La singolare vicenda finì per attirare l’attenzione dei media dell’epoca (da qui l’articolo giornalistico già citato) e stimolò il caricaturista Cesare Annibale Musacchio, giunto quell’estate nel Tesino, alla realizzazione di una cartolina chiaramente ispirata alla foto comparsa su L’illustrazione Italiana.
Nello schizzo di Musacchio, infatti, la silhouette del “caporalino undicenne” è sostanzialmente la medesima della foto in cui compare Ilario Pecoraro; ed anche il volto dell’anziano ufficiale della territoriale dai baffi spioventi corrisponde inequivocabilmente all’immagine del militare ritratto nella foto dietro al ragazzino, alla sinistra di chi guarda. Insomma, anche Telve ebbe il suo “Piccolo Fante”, come la Val Calamento ed il massiccio di Cima d’Asta ebbero quel “Piccolo Alpino” letterariamente immortalato da Salvator Gotta nel già ricordato romanzo storico.

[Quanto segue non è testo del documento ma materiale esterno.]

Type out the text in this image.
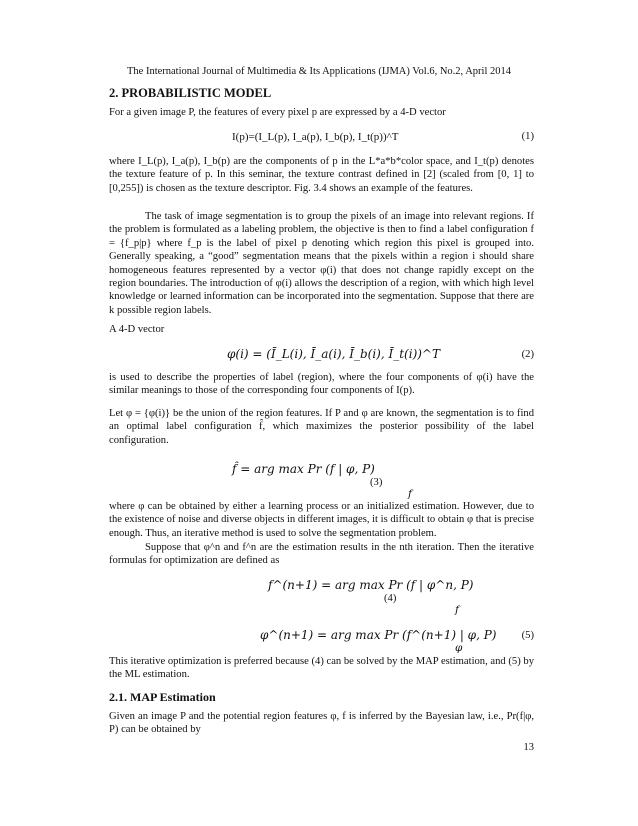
The International Journal of Multimedia & Its Applications (IJMA) Vol.6, No.2, April 2014
2. PROBABILISTIC MODEL

For a given image P, the features of every pixel p are expressed by a 4-D vector

I(p)=(I_L(p), I_a(p), I_b(p), I_t(p))^T	(1)

where I_L(p), I_a(p), I_b(p) are the components of p in the L*a*b*color space, and I_t(p) denotes the texture feature of p. In this seminar, the texture contrast defined in [2] (scaled from [0, 1] to [0,255]) is chosen as the texture descriptor. Fig. 3.4 shows an example of the features.

The task of image segmentation is to group the pixels of an image into relevant regions. If the problem is formulated as a labeling problem, the objective is then to find a label configuration f = {f_p|p} where f_p is the label of pixel p denoting which region this pixel is grouped into. Generally speaking, a “good” segmentation means that the pixels within a region i should share homogeneous features represented by a vector φ(i) that does not change rapidly except on the region boundaries. The introduction of φ(i) allows the description of a region, with which high level knowledge or learned information can be incorporated into the segmentation. Suppose that there are k possible region labels.

A 4-D vector

φ(i) = (Ī_L(i), Ī_a(i), Ī_b(i), Ī_t(i))^T	(2)

is used to describe the properties of label (region), where the four components of φ(i) have the similar meanings to those of the corresponding four components of I(p).

Let φ = {φ(i)} be the union of the region features. If P and φ are known, the segmentation is to find an optimal label configuration f̂, which maximizes the posterior possibility of the label configuration.

f̂ = arg max Pr (f | φ, P)
(3)
f

where φ can be obtained by either a learning process or an initialized estimation. However, due to the existence of noise and diverse objects in different images, it is difficult to obtain φ that is precise enough. Thus, an iterative method is used to solve the segmentation problem.

Suppose that φ^n and f^n are the estimation results in the nth iteration. Then the iterative formulas for optimization are defined as

f^(n+1) = arg max Pr (f | φ^n, P)
(4)
f
φ^(n+1) = arg max Pr (f^(n+1) | φ, P) (5)
φ

This iterative optimization is preferred because (4) can be solved by the MAP estimation, and (5) by the ML estimation.

2.1. MAP Estimation

Given an image P and the potential region features φ, f is inferred by the Bayesian law, i.e., Pr(f|φ, P) can be obtained by

13
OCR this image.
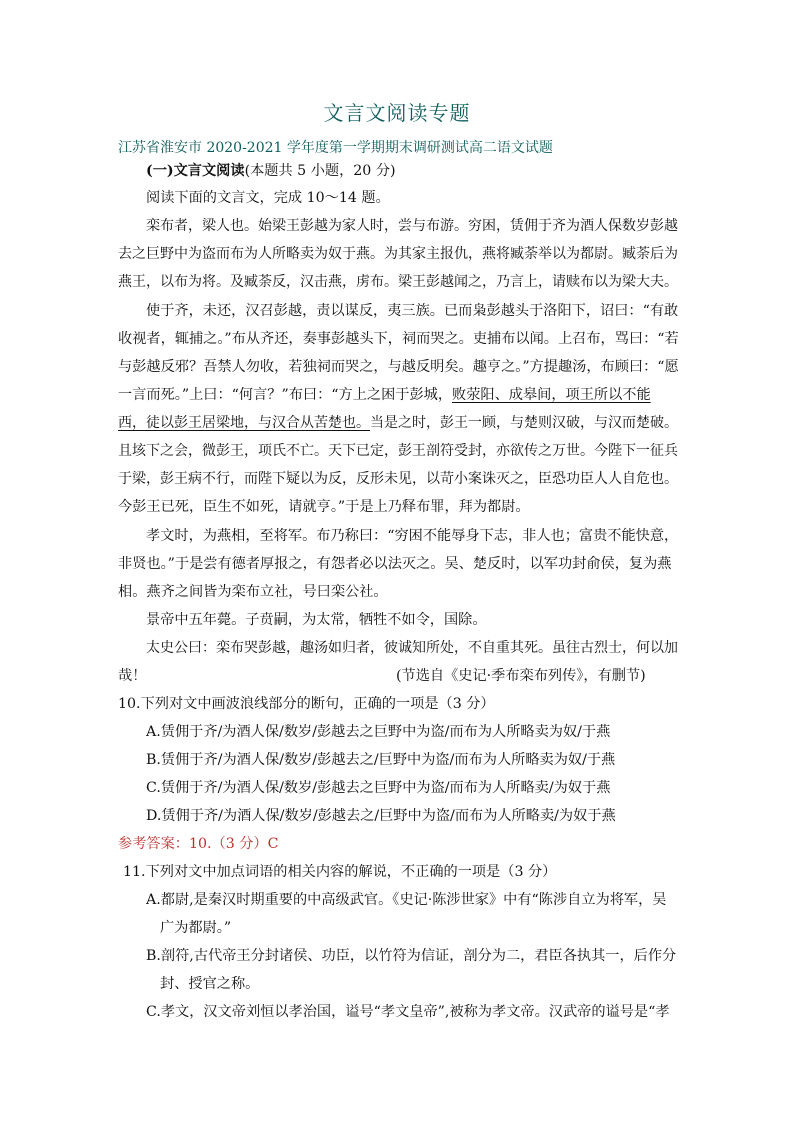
文言文阅读专题
江苏省淮安市 2020-2021 学年度第一学期期末调研测试高二语文试题
(一)文言文阅读(本题共 5 小题，20 分)
阅读下面的文言文，完成 10～14 题。
栾布者，梁人也。始梁王彭越为家人时，尝与布游。穷困，赁佣于齐为酒人保数岁彭越
去之巨野中为盗而布为人所略卖为奴于燕。为其家主报仇，燕将臧荼举以为都尉。臧荼后为
燕王，以布为将。及臧荼反，汉击燕，虏布。梁王彭越闻之，乃言上，请赎布以为梁大夫。
使于齐，未还，汉召彭越，责以谋反，夷三族。已而枭彭越头于洛阳下，诏曰：“有敢
收视者，辄捕之。”布从齐还，奏事彭越头下，祠而哭之。吏捕布以闻。上召布，骂曰：“若
与彭越反邪？吾禁人勿收，若独祠而哭之，与越反明矣。趣亨之。”方提趣汤，布顾曰：“愿
一言而死。”上曰：“何言？”布曰：“方上之困于彭城，败荥阳、成皋间，项王所以不能
西，徒以彭王居梁地，与汉合从苦楚也。当是之时，彭王一顾，与楚则汉破，与汉而楚破。
且垓下之会，微彭王，项氏不亡。天下已定，彭王剖符受封，亦欲传之万世。今陛下一征兵
于梁，彭王病不行，而陛下疑以为反，反形未见，以苛小案诛灭之，臣恐功臣人人自危也。
今彭王已死，臣生不如死，请就亨。”于是上乃释布罪，拜为都尉。
孝文时，为燕相，至将军。布乃称曰：“穷困不能辱身下志，非人也；富贵不能快意，
非贤也。”于是尝有德者厚报之，有怨者必以法灭之。吴、楚反时，以军功封俞侯，复为燕
相。燕齐之间皆为栾布立社，号曰栾公社。
景帝中五年薨。子贲嗣，为太常，牺牲不如令，国除。
太史公曰：栾布哭彭越，趣汤如归者，彼诚知所处，不自重其死。虽往古烈士，何以加
哉！	(节选自《史记·季布栾布列传》，有删节)
10.下列对文中画波浪线部分的断句，正确的一项是（3 分）
A.赁佣于齐/为酒人保/数岁/彭越去之巨野中为盗/而布为人所略卖为奴/于燕
B.赁佣于齐/为酒人保/数岁/彭越去之/巨野中为盗/而布为人所略卖为奴/于燕
C.赁佣于齐/为酒人保/数岁/彭越去之巨野中为盗/而布为人所略卖/为奴于燕
D.赁佣于齐/为酒人保/数岁/彭越去之/巨野中为盗/而布为人所略卖/为奴于燕
参考答案：10.（3 分）C
11.下列对文中加点词语的相关内容的解说，不正确的一项是（3 分）
A.都尉,是秦汉时期重要的中高级武官。《史记·陈涉世家》中有“陈涉自立为将军，吴
广为都尉。”
B.剖符,古代帝王分封诸侯、功臣，以竹符为信证，剖分为二，君臣各执其一，后作分
封、授官之称。
C.孝文，汉文帝刘恒以孝治国，谥号“孝文皇帝”,被称为孝文帝。汉武帝的谥号是“孝
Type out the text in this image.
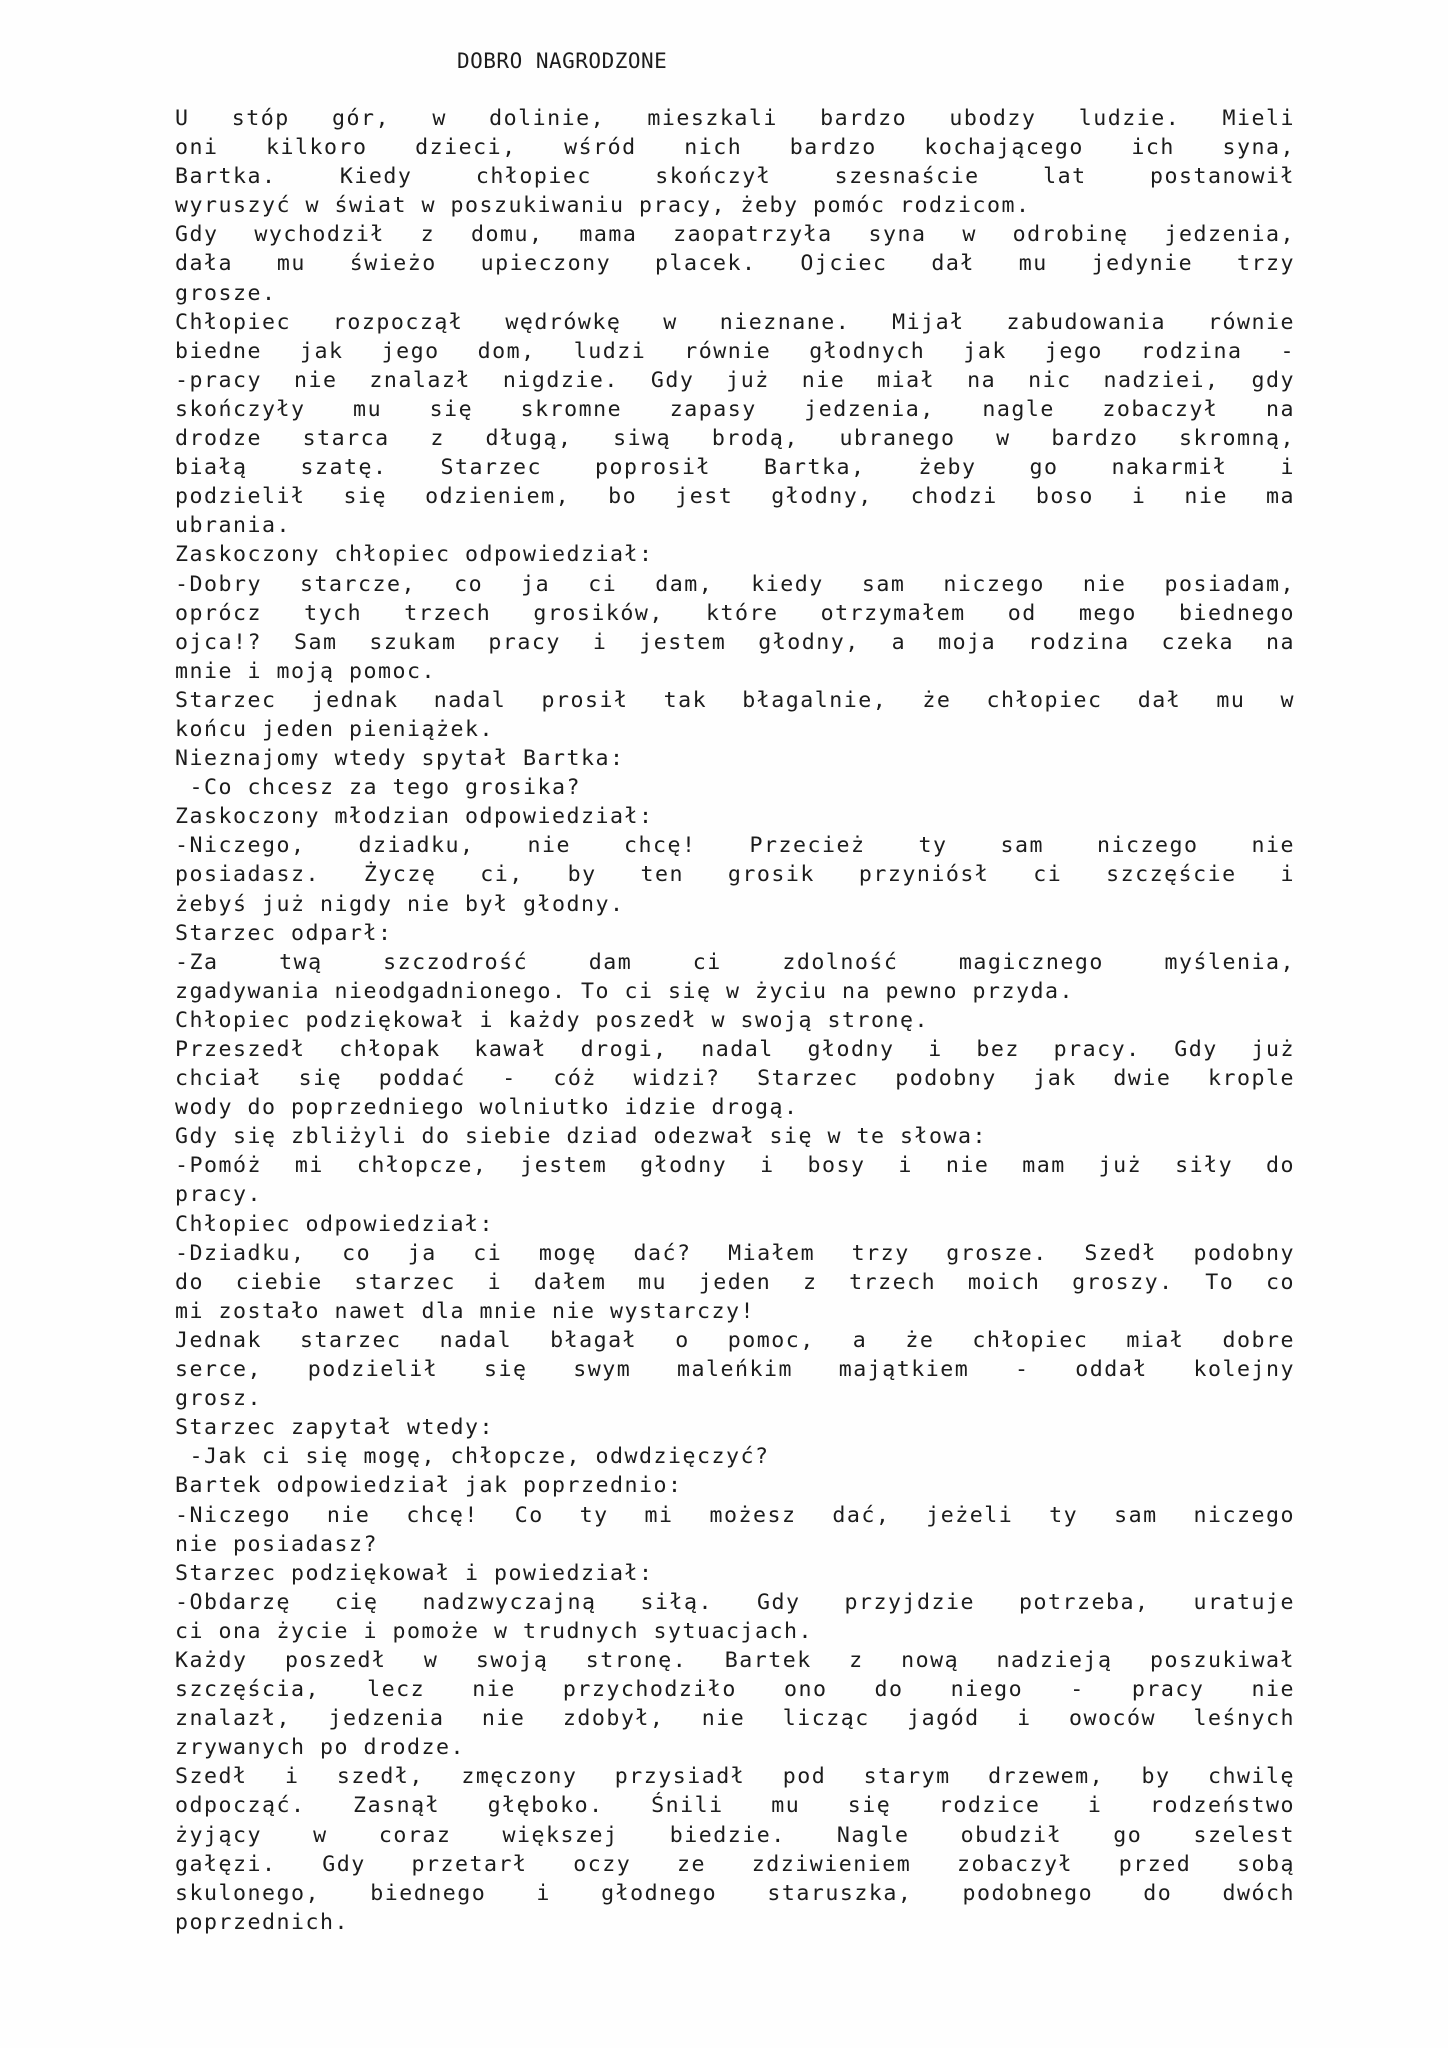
DOBRO NAGRODZONE
U stóp gór, w dolinie, mieszkali bardzo ubodzy ludzie. Mieli
oni kilkoro dzieci, wśród nich bardzo kochającego ich syna,
Bartka. Kiedy chłopiec skończył szesnaście lat postanowił
wyruszyć w świat w poszukiwaniu pracy, żeby pomóc rodzicom.
Gdy wychodził z domu, mama zaopatrzyła syna w odrobinę jedzenia,
dała mu świeżo upieczony placek. Ojciec dał mu jedynie trzy
grosze.
Chłopiec rozpoczął wędrówkę w nieznane. Mijał zabudowania równie
biedne jak jego dom, ludzi równie głodnych jak jego rodzina -
-pracy nie znalazł nigdzie. Gdy już nie miał na nic nadziei, gdy
skończyły mu się skromne zapasy jedzenia, nagle zobaczył na
drodze starca z długą, siwą brodą, ubranego w bardzo skromną,
białą szatę. Starzec poprosił Bartka, żeby go nakarmił i
podzielił się odzieniem, bo jest głodny, chodzi boso i nie ma
ubrania.
Zaskoczony chłopiec odpowiedział:
-Dobry starcze, co ja ci dam, kiedy sam niczego nie posiadam,
oprócz tych trzech grosików, które otrzymałem od mego biednego
ojca!? Sam szukam pracy i jestem głodny, a moja rodzina czeka na
mnie i moją pomoc.
Starzec jednak nadal prosił tak błagalnie, że chłopiec dał mu w
końcu jeden pieniążek.
Nieznajomy wtedy spytał Bartka:
-Co chcesz za tego grosika?
Zaskoczony młodzian odpowiedział:
-Niczego, dziadku, nie chcę! Przecież ty sam niczego nie
posiadasz. Życzę ci, by ten grosik przyniósł ci szczęście i
żebyś już nigdy nie był głodny.
Starzec odparł:
-Za twą szczodrość dam ci zdolność magicznego myślenia,
zgadywania nieodgadnionego. To ci się w życiu na pewno przyda.
Chłopiec podziękował i każdy poszedł w swoją stronę.
Przeszedł chłopak kawał drogi, nadal głodny i bez pracy. Gdy już
chciał się poddać - cóż widzi? Starzec podobny jak dwie krople
wody do poprzedniego wolniutko idzie drogą.
Gdy się zbliżyli do siebie dziad odezwał się w te słowa:
-Pomóż mi chłopcze, jestem głodny i bosy i nie mam już siły do
pracy.
Chłopiec odpowiedział:
-Dziadku, co ja ci mogę dać? Miałem trzy grosze. Szedł podobny
do ciebie starzec i dałem mu jeden z trzech moich groszy. To co
mi zostało nawet dla mnie nie wystarczy!
Jednak starzec nadal błagał o pomoc, a że chłopiec miał dobre
serce, podzielił się swym maleńkim majątkiem - oddał kolejny
grosz.
Starzec zapytał wtedy:
-Jak ci się mogę, chłopcze, odwdzięczyć?
Bartek odpowiedział jak poprzednio:
-Niczego nie chcę! Co ty mi możesz dać, jeżeli ty sam niczego
nie posiadasz?
Starzec podziękował i powiedział:
-Obdarzę cię nadzwyczajną siłą. Gdy przyjdzie potrzeba, uratuje
ci ona życie i pomoże w trudnych sytuacjach.
Każdy poszedł w swoją stronę. Bartek z nową nadzieją poszukiwał
szczęścia, lecz nie przychodziło ono do niego - pracy nie
znalazł, jedzenia nie zdobył, nie licząc jagód i owoców leśnych
zrywanych po drodze.
Szedł i szedł, zmęczony przysiadł pod starym drzewem, by chwilę
odpocząć. Zasnął głęboko. Śnili mu się rodzice i rodzeństwo
żyjący w coraz większej biedzie. Nagle obudził go szelest
gałęzi. Gdy przetarł oczy ze zdziwieniem zobaczył przed sobą
skulonego, biednego i głodnego staruszka, podobnego do dwóch
poprzednich.
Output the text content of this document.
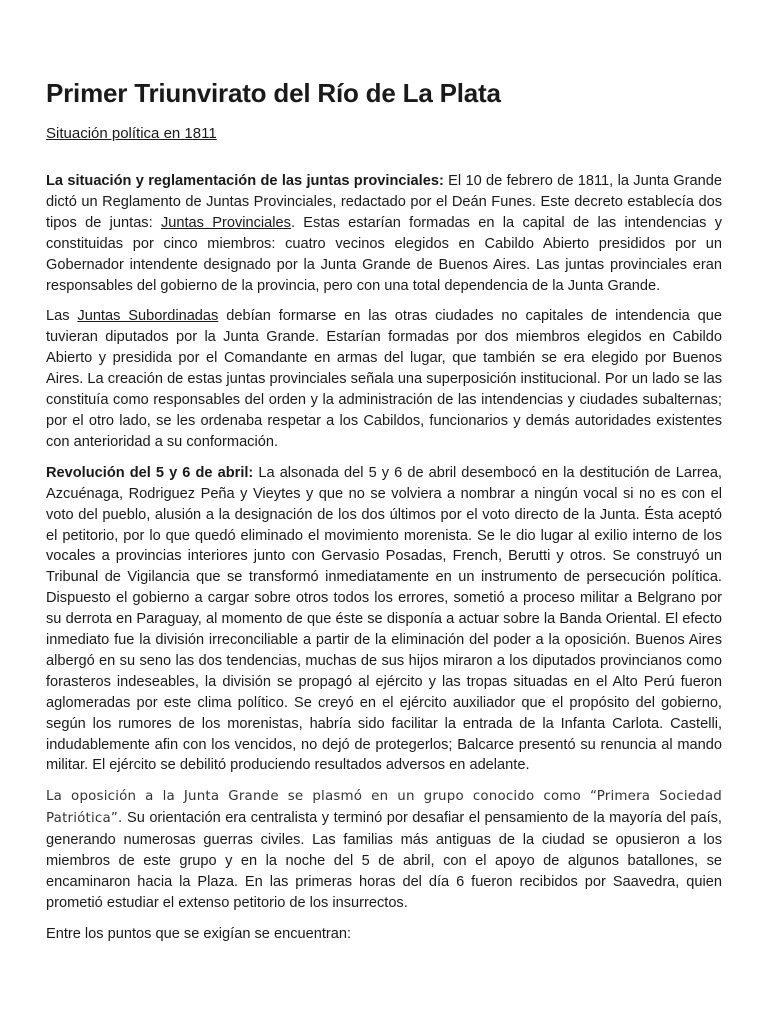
Primer Triunvirato del Río de La Plata

Situación política en 1811

La situación y reglamentación de las juntas provinciales: El 10 de febrero de 1811, la Junta Grande dictó un Reglamento de Juntas Provinciales, redactado por el Deán Funes. Este decreto establecía dos tipos de juntas: Juntas Provinciales. Estas estarían formadas en la capital de las intendencias y constituidas por cinco miembros: cuatro vecinos elegidos en Cabildo Abierto presididos por un Gobernador intendente designado por la Junta Grande de Buenos Aires. Las juntas provinciales eran responsables del gobierno de la provincia, pero con una total dependencia de la Junta Grande.

Las Juntas Subordinadas debían formarse en las otras ciudades no capitales de intendencia que tuvieran diputados por la Junta Grande. Estarían formadas por dos miembros elegidos en Cabildo Abierto y presidida por el Comandante en armas del lugar, que también se era elegido por Buenos Aires. La creación de estas juntas provinciales señala una superposición institucional. Por un lado se las constituía como responsables del orden y la administración de las intendencias y ciudades subalternas; por el otro lado, se les ordenaba respetar a los Cabildos, funcionarios y demás autoridades existentes con anterioridad a su conformación.

Revolución del 5 y 6 de abril: La alsonada del 5 y 6 de abril desembocó en la destitución de Larrea, Azcuénaga, Rodriguez Peña y Vieytes y que no se volviera a nombrar a ningún vocal si no es con el voto del pueblo, alusión a la designación de los dos últimos por el voto directo de la Junta. Ésta aceptó el petitorio, por lo que quedó eliminado el movimiento morenista. Se le dio lugar al exilio interno de los vocales a provincias interiores junto con Gervasio Posadas, French, Berutti y otros. Se construyó un Tribunal de Vigilancia que se transformó inmediatamente en un instrumento de persecución política. Dispuesto el gobierno a cargar sobre otros todos los errores, sometió a proceso militar a Belgrano por su derrota en Paraguay, al momento de que éste se disponía a actuar sobre la Banda Oriental. El efecto inmediato fue la división irreconciliable a partir de la eliminación del poder a la oposición. Buenos Aires albergó en su seno las dos tendencias, muchas de sus hijos miraron a los diputados provincianos como forasteros indeseables, la división se propagó al ejército y las tropas situadas en el Alto Perú fueron aglomeradas por este clima político. Se creyó en el ejército auxiliador que el propósito del gobierno, según los rumores de los morenistas, habría sido facilitar la entrada de la Infanta Carlota. Castelli, indudablemente afin con los vencidos, no dejó de protegerlos; Balcarce presentó su renuncia al mando militar. El ejército se debilitó produciendo resultados adversos en adelante.

La oposición a la Junta Grande se plasmó en un grupo conocido como “Primera Sociedad Patriótica”. Su orientación era centralista y terminó por desafiar el pensamiento de la mayoría del país, generando numerosas guerras civiles. Las familias más antiguas de la ciudad se opusieron a los miembros de este grupo y en la noche del 5 de abril, con el apoyo de algunos batallones, se encaminaron hacia la Plaza. En las primeras horas del día 6 fueron recibidos por Saavedra, quien prometió estudiar el extenso petitorio de los insurrectos.

Entre los puntos que se exigían se encuentran:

Nulla ci è dato sapere, finora, in merito alle ulteriori vicende di Ilario Pecoraro nel corso della Grande Guerra. Sappiamo che al termine del conflitto egli visse, scapolo, a Telve fino alla rispettabile età di 89 anni, passando a miglior vita il 30 maggio del 1995. A detta di chi lo conobbe, egli non fu mai particolarmente loquace in merito all’infanzia “guerriera” che gli aveva concesso un attimo di celebrità su scala nazionale, forse per un’innata timidezza o nel timore che la sua antica “adozione” da parte delle regie truppe ed il suo grado onorifico di caporale del regio esercito potessero venire maliziosamente interpretati. O forse perché della comparsa della foto su “L’Illustrazione Italiana” egli, bambino, mai era stato a conoscenza. O ancora, più semplicemente, perché di quell’esperienza poco o nulla ricordava o gli importava.